Il carisma di verità, così inteso, si chiama infallibilità nel credere, in quanto spetta all'universalità dei pastori e dei fedeli, e dice l'impossibilità che tutti insieme s'ingannino nell'abbracciare una dottrina come dogma; si chiama infallibilità nell'insegnare, in quanto appartiene alla Chiesa considerata nei suoi rappresentanti, nella gerarchia dirigente e docente, ossia nell'unione dei vescovi aderenti al loro capo supremo, il papa, e dice l'impossibilità che s'inganni nel definire, ossia nel proporre da credere un dogma di fede. Questa seconda è denominata anche, da teologi scolastici dell'età moderna, infallibilità attiva, quasi causa rispetto alla prima, che n'è l'effetto; ma essa stessa è dipendente dal depositum fidei, a cui si attiene; ed è considerata ancora o in tutto il corpo sociale della Chiesa docente infallibilità della Chiesa, o nel suo capo supremo infallibilità del papa, sebbene sia lo stesso infallibile magisterium.

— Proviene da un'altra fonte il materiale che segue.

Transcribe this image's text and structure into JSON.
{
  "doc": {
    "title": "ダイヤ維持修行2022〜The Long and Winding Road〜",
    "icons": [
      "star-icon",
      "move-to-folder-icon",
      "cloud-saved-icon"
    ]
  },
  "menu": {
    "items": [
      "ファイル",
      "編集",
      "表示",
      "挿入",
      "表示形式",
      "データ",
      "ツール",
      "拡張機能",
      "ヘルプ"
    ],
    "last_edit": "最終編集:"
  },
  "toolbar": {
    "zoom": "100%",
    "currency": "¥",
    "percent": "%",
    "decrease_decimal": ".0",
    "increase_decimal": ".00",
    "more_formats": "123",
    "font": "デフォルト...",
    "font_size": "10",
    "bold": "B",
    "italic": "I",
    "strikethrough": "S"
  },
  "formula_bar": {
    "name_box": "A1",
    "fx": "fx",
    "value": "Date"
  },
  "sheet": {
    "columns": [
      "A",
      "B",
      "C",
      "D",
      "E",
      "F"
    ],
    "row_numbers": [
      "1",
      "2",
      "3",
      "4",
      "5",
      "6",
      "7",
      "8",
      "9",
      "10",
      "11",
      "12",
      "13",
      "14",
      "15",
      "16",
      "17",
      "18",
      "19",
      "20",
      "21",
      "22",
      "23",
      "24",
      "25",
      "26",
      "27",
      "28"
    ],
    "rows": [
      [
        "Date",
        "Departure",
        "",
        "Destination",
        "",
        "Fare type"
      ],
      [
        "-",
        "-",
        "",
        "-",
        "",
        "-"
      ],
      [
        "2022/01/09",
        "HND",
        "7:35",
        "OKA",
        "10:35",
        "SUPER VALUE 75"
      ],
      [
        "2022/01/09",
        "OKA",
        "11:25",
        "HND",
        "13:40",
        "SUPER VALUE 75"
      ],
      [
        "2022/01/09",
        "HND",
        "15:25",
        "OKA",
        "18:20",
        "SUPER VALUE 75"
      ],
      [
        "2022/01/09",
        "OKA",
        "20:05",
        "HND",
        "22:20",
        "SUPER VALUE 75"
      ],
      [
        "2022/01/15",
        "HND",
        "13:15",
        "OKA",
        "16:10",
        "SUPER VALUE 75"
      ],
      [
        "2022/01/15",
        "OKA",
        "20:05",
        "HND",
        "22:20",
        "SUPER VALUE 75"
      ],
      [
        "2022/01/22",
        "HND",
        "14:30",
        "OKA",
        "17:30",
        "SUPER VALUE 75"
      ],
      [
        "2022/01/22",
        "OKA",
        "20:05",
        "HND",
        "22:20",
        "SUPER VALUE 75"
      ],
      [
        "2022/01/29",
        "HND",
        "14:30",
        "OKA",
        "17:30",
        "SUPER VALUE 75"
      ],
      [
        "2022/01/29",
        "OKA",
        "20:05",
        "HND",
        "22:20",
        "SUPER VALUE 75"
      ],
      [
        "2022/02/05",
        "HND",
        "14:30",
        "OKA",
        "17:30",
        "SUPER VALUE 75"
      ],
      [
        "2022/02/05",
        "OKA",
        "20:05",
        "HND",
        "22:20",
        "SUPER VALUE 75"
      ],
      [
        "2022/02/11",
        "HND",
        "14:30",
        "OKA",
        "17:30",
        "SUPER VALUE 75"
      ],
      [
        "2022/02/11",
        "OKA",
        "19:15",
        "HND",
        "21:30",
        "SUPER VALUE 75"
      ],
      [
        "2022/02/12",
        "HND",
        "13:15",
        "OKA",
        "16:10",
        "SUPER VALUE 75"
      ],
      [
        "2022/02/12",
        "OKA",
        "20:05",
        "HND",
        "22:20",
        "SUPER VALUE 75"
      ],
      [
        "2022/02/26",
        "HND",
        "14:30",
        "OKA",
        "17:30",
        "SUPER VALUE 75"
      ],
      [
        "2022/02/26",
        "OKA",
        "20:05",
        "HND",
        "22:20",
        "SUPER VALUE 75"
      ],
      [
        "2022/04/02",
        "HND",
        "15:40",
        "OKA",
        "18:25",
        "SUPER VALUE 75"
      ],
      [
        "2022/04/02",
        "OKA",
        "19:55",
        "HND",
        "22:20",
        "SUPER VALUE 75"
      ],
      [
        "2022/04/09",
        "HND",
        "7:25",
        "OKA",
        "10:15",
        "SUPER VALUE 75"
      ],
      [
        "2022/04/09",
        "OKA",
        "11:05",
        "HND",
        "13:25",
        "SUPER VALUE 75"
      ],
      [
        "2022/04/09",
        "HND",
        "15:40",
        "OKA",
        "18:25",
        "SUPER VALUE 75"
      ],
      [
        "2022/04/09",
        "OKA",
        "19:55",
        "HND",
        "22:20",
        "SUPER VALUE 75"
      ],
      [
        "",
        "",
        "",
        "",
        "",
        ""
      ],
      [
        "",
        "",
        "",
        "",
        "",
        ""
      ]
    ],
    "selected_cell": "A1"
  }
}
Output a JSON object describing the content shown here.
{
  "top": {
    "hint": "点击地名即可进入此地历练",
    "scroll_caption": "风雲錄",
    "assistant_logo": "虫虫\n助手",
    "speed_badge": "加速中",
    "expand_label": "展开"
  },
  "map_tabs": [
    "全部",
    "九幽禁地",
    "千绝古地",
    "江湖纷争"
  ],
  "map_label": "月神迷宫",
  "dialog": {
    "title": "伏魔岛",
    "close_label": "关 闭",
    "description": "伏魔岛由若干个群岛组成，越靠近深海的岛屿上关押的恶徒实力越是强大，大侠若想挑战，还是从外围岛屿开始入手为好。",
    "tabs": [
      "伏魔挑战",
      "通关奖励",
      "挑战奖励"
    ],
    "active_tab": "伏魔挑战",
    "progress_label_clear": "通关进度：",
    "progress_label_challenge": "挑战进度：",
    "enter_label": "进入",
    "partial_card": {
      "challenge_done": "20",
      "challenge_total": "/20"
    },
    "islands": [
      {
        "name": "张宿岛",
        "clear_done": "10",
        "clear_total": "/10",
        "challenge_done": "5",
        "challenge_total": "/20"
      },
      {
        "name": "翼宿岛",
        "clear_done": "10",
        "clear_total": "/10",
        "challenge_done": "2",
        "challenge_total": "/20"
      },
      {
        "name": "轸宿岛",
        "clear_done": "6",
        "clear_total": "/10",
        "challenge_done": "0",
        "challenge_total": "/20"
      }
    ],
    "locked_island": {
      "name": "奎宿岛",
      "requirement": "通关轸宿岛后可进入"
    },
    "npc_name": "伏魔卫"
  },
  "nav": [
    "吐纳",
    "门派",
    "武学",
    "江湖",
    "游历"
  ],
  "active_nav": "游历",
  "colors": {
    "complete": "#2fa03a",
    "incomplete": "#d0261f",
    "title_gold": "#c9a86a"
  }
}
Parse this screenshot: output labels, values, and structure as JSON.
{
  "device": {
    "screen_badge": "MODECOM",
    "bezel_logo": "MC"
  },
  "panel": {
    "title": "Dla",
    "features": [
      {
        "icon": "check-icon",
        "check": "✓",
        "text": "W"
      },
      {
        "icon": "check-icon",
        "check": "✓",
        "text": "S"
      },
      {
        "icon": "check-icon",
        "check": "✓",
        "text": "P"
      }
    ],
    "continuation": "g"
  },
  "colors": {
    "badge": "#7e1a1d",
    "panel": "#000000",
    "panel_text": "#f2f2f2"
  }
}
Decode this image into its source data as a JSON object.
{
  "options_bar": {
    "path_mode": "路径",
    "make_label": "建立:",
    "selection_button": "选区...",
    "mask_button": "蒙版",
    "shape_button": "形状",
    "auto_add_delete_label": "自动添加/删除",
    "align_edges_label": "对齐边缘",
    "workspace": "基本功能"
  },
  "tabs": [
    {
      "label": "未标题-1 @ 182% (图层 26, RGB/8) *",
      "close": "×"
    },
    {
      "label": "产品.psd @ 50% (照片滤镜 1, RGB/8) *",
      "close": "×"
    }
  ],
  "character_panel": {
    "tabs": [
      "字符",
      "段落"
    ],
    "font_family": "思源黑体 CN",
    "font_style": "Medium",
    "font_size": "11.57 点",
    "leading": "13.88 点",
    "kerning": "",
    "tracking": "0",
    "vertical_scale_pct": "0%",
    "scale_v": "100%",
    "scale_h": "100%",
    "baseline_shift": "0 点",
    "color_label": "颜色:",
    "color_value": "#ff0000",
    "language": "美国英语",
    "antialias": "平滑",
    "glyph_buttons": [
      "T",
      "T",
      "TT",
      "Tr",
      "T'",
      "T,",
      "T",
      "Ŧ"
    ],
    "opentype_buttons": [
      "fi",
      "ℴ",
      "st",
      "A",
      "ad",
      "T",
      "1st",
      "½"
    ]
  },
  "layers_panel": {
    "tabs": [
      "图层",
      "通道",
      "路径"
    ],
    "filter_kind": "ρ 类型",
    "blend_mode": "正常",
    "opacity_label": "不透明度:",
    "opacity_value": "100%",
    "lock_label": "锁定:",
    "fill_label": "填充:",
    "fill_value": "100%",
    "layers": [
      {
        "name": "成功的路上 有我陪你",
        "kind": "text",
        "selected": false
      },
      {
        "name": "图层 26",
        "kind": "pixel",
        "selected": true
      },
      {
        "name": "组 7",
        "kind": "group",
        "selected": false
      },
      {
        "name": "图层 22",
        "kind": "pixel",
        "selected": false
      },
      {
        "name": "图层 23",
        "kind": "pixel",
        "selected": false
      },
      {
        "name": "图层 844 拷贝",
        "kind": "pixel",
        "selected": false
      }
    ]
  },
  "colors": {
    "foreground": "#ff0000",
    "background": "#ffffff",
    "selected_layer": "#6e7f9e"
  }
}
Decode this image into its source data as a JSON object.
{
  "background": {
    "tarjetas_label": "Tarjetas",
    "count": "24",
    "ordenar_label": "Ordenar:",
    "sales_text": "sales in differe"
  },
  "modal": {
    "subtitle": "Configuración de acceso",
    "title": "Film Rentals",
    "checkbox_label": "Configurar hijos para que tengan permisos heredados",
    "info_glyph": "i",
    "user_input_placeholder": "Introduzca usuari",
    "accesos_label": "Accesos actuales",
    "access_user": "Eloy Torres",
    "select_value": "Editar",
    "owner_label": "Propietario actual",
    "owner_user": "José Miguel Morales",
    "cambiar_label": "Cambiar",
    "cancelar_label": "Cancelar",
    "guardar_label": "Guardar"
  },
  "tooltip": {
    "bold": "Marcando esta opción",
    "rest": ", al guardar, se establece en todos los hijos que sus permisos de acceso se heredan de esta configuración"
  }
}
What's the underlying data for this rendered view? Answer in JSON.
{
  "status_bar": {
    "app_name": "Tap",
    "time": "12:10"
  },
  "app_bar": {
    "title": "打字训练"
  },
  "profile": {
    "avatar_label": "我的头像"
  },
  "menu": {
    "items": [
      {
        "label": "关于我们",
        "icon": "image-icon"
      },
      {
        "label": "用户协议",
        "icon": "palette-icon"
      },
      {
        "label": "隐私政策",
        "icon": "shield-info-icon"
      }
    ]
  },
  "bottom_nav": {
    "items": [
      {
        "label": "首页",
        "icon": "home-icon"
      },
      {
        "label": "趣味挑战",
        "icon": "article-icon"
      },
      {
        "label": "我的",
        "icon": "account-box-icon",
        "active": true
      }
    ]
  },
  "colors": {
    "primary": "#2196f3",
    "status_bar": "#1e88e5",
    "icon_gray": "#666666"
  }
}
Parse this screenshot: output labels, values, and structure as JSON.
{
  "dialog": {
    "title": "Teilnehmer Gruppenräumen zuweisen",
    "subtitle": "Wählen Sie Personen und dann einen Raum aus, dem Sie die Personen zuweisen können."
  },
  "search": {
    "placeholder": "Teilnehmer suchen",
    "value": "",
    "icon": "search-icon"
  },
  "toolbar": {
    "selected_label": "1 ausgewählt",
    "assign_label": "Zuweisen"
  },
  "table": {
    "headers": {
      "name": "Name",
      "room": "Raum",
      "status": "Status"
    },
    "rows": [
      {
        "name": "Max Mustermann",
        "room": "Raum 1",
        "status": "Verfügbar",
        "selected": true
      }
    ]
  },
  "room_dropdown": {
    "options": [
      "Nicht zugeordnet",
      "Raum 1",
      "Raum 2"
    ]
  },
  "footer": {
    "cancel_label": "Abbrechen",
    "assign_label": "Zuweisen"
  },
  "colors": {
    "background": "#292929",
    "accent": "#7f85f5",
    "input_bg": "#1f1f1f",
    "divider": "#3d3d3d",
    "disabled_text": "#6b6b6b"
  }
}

L'infallibilità della Chiesa è dimostrata, secondo la teologia cattolica, dal fatto dell'istituzione divina della Chiesa stessa; perché quale fu vaticinata dai profeti d'Israele nel regno messianico, come regno di verità, di redenzione, d'illuminazione e di salvezza spirituale (Isaia, LIV, LIX, ecc.), tale fu voluta da Cristo stesso nell'atto di fondarla. E a questo singolarmente si deve attendere, come notò già Leone XIII nell'enciclica sull'unità della Chiesa (Satis cognitum del 29 giugno 1896): "exquirendum non sane quo pacto una esse Ecclesia queat, sed quo unam esse is voluit qui condidit". Ora la volontà del divino istitutore consta storicamente dalla narrazione degli evangelisti e segnatamente dalle tre solenni promesse che essi riportano di Cristo, concernenti la sua Chiesa: 1. che le porte dell'inferno, e quindi le forze dell'errore, non prevarranno contro di essa (Matt., XVI, 18); 2. che lo spirito di verità rimarrebbe con essa in eterno, e insegnerebbe a essa ogni verità (Giov., XIV, 16-26; XVI, 13); 3. infine, dopo avere affidato ai suoi apostoli la missione di istruire tutte le genti con la sanzione della condanna per chi non avesse creduto, Cristo li assicurò che egli era con essi, e quindi anche coi loro successori "tutti i giorni fino alla consumazione dei secoli" (Matt., XXVIII, 20; cfr. Marco, XVI, 16), preservandoli perciò dall'errore.
Un'altra conferma storica dello stesso carisma è tratta, nella teologia cattolica, dall'insegnamento pratico e teorico dei primi banditori della verità evangelica, gli apostoli. Essi l'insegnavano praticamente, mentre si davano come testimonî autentici della dottrina di Cristo, in cui non poteva sussistere falsità alcuna, e richiedevano perciò fede assoluta alla predicazione da essi fatta in nome di Cristo, come immune dalla possibilità dell'errore: la quale predicazione apostolica persevera, quasi per diritto ereditario, nei loro successori in perpetuo, secondo la stessa parola di Cristo (Matt., XVIII, 20). L'insegnavano poi teoricamente, dichiarando il fine proprio di tale predicazione, come S. Paolo (Efes., XIV, 7-16), mentre descrive il corpo sociale della Chiesa quale corpo mistico di Cristo, e in esso per l'appunto assegna la parte o ufficio proprio di tutto il magistero ecclesiastico nell'intento di preservare i fedeli dall'errore: "onde non siamo più fanciulli vacillanti e portati qua e là da ogni vento di dottrina per i raggiri degli uomini, per le astuzie con cui seduce l'errore". E così S. Paolo esalta appunto la Chiesa quale "colonna e fondamento della verità" (Tim., III, 15).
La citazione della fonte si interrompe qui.